GSA 2020 Connects Online

Paper No. 150-10
Presentation Time: 4:15 PM

ADAPTING COASTAL CITIES TO RISING GROUNDWATER (Invited Presentation)


HILL, Kristina E., Landscape Architecture and Environmental Planning, UC Berkeley, 301 Wurster Hall, Berkeley, CA 94720

Rising seas are expected to cause rising groundwater levels within several kilometers of the coast in some regions. Rising groundwater, as well as increases in groundwater salinity, poses significant risks to cities and associated nearshore ecosystems. Shallower groundwater could increase the rate and extent of infiltration in urban sewer pipes, remobilize existing soil contaminants, cause foundations to heave, and increase liquefaction risks in seismic regions before emerging as surface flooding. Most cities do not have maps of depth to groundwater, and are not aware of these risks. In addition, historically-vulnerable communities of color often reside in low-lying areas with the highest risk. The dynamics of changing discharge rates and spatial patterns of groundwater flow are currently poorly understood at the metropolitan scale.
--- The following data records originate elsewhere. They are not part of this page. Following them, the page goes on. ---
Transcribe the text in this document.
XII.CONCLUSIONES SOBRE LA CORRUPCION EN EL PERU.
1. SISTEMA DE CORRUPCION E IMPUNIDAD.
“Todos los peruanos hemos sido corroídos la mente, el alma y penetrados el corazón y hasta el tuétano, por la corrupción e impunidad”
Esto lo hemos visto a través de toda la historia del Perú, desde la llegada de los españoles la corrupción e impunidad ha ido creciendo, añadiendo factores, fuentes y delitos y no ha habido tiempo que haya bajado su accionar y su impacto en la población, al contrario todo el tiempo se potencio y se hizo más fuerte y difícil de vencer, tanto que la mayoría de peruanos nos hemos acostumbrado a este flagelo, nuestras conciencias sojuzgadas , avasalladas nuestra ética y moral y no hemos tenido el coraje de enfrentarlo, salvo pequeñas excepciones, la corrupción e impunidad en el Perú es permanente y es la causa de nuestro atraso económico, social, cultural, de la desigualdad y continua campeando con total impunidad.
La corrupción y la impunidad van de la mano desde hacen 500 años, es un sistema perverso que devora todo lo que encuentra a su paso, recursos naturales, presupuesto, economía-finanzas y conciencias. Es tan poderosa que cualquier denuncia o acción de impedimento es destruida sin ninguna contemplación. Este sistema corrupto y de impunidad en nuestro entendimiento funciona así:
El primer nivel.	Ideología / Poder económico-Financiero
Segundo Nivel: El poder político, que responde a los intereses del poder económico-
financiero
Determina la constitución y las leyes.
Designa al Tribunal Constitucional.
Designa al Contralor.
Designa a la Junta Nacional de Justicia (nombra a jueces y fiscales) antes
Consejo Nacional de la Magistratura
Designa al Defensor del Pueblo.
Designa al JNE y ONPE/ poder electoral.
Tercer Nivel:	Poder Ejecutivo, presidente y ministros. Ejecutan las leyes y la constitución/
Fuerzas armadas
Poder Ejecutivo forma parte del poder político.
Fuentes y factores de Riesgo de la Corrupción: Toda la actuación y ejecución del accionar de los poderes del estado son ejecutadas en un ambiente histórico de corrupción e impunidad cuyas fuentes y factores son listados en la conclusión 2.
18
Public agencies in the San Francisco Bay Area have begun to consider these impacts and a range of possible adaptation strategies. Expanded pumping raises new risks of subsidence where urban fill has been placed on former wetland soils. Alternative strategies include practical designs that have already been used in Dutch cities, such as excavating artificial canals and ponds, and constructing floating urban blocks. Extensive systems of managed ponds can also create habitat and recreational benefits, as well as opportunities to control water quality impacts. Canals can be used to manage groundwater elevation in adjacent areas, avoiding displacement of low-income residents. Cases from the San Francisco Bay Area will be used to provide examples. Siting innovative urban design strategies will require higher-resolution mapping of groundwater elevations and future flow directions. Impacts on health and property values from mold as well as soil contamination may already be observable, and a seismic event such as the Christchurch, New Zealand earthquake could occur at any time. Further research is urgently needed to predict groundwater flow dynamics in heterogeneous urban contexts.